Highlights from the 12 months to 31 March 2018 include a significant increase in data protection complaints (up 15%), self-reported breaches (up 30%) and Freedom of Information complaints (up 5%). Against this increased demand, the ICO closed more cases than in any other year.
The ICO also received a huge increase in telephone, live chat and written queries from the public and organisations, with new telephone services for small organisations and self-reported breaches. In the final quarter, the ICO received 30,000 more calls than in the previous three months.
Importantly, the ICO also created the ‘Your Data Matters’ campaign to inform the public about their rights.
Enforcing the law
The ICO issued the largest number and amount of civil monetary penalties in its history. This included 26 penalties totalling £3.28 million for breaches of electronic marketing laws relating to nuisance calls and spam text messages, along with ten enforcement notices and the execution of three search warrants.
Eleven fines totalling £1.29 million were apportioned for serious security failures under the Data Protection Act 1998. A further 11 fines were given to charities totalling £138,000 for unlawfully processing personal data and an £80,000 fine issued to a data broking organisation.

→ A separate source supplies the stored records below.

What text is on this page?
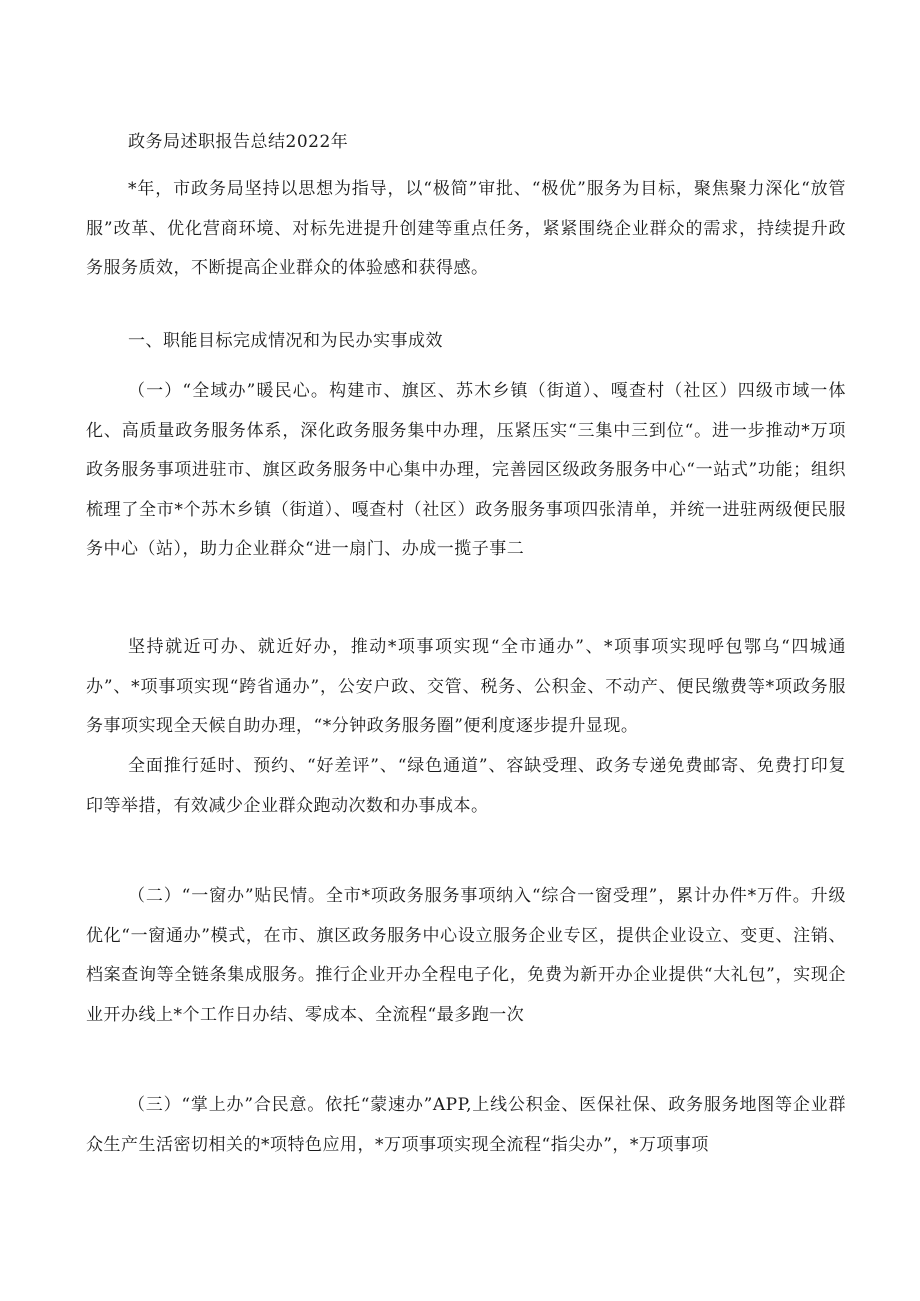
政务局述职报告总结2022年
*年，市政务局坚持以思想为指导，以“极简”审批、“极优”服务为目标，聚焦聚力深化“放管服”改革、优化营商环境、对标先进提升创建等重点任务，紧紧围绕企业群众的需求，持续提升政务服务质效，不断提高企业群众的体验感和获得感。
一、职能目标完成情况和为民办实事成效
（一）“全域办”暖民心。构建市、旗区、苏木乡镇（街道）、嘎查村（社区）四级市域一体化、高质量政务服务体系，深化政务服务集中办理，压紧压实“三集中三到位“。进一步推动*万项政务服务事项进驻市、旗区政务服务中心集中办理，完善园区级政务服务中心“一站式”功能；组织梳理了全市*个苏木乡镇（街道）、嘎查村（社区）政务服务事项四张清单，并统一进驻两级便民服务中心（站），助力企业群众“进一扇门、办成一揽子事二
坚持就近可办、就近好办，推动*项事项实现“全市通办”、*项事项实现呼包鄂乌“四城通办”、*项事项实现“跨省通办”，公安户政、交管、税务、公积金、不动产、便民缴费等*项政务服务事项实现全天候自助办理，“*分钟政务服务圈”便利度逐步提升显现。
全面推行延时、预约、“好差评”、“绿色通道”、容缺受理、政务专递免费邮寄、免费打印复印等举措，有效减少企业群众跑动次数和办事成本。
（二）“一窗办”贴民情。全市*项政务服务事项纳入“综合一窗受理”，累计办件*万件。升级优化“一窗通办”模式，在市、旗区政务服务中心设立服务企业专区，提供企业设立、变更、注销、档案查询等全链条集成服务。推行企业开办全程电子化，免费为新开办企业提供“大礼包”，实现企业开办线上*个工作日办结、零成本、全流程“最多跑一次
（三）“掌上办”合民意。依托“蒙速办”APP,上线公积金、医保社保、政务服务地图等企业群众生产生活密切相关的*项特色应用，*万项事项实现全流程“指尖办”，*万项事项
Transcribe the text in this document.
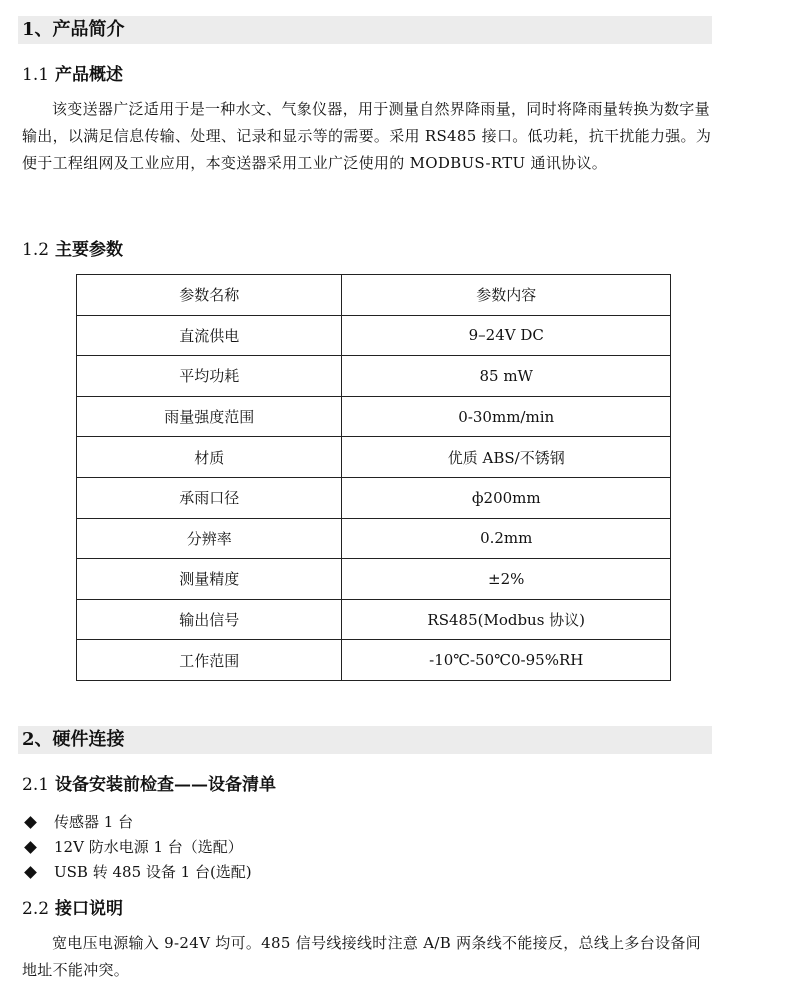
1、产品简介
1.1 产品概述
该变送器广泛适用于是一种水文、气象仪器，用于测量自然界降雨量，同时将降雨量转换为数字量输出，以满足信息传输、处理、记录和显示等的需要。采用 RS485 接口。低功耗，抗干扰能力强。为便于工程组网及工业应用，本变送器采用工业广泛使用的 MODBUS-RTU 通讯协议。
1.2 主要参数
参数名称	参数内容
直流供电	9–24V DC
平均功耗	85 mW
雨量强度范围	0-30mm/min
材质	优质 ABS/不锈钢
承雨口径	ф200mm
分辨率	0.2mm
测量精度	±2%
输出信号	RS485(Modbus 协议)
工作范围	-10℃-50℃0-95%RH
2、硬件连接
2.1 设备安装前检查——设备清单
传感器 1 台
12V 防水电源 1 台（选配）
USB 转 485 设备 1 台(选配)
2.2 接口说明
宽电压电源输入 9-24V 均可。485 信号线接线时注意 A/B 两条线不能接反，总线上多台设备间地址不能冲突。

A total of 19 criminal prosecutions resulted in 18 convictions. A further six cautions were issued and 11 search warrants executed.
Advice for organisations
There has been ongoing engagement work with organisations in the public, private and third sectors to promote compliance with the laws on information rights. The ICO has undertaken 26 new audits, 24 follow-up audits, 43 information risk reviews and 56 advisory visits with SMEs.
The ICO is continuing to play a leading role in European and global policy and enforcement networks, in turn supporting a new International Strategy. There’s also an increased focus on cyber incidents, including a new Technology Strategy and the new ICO Grants Programme designed to support independent research.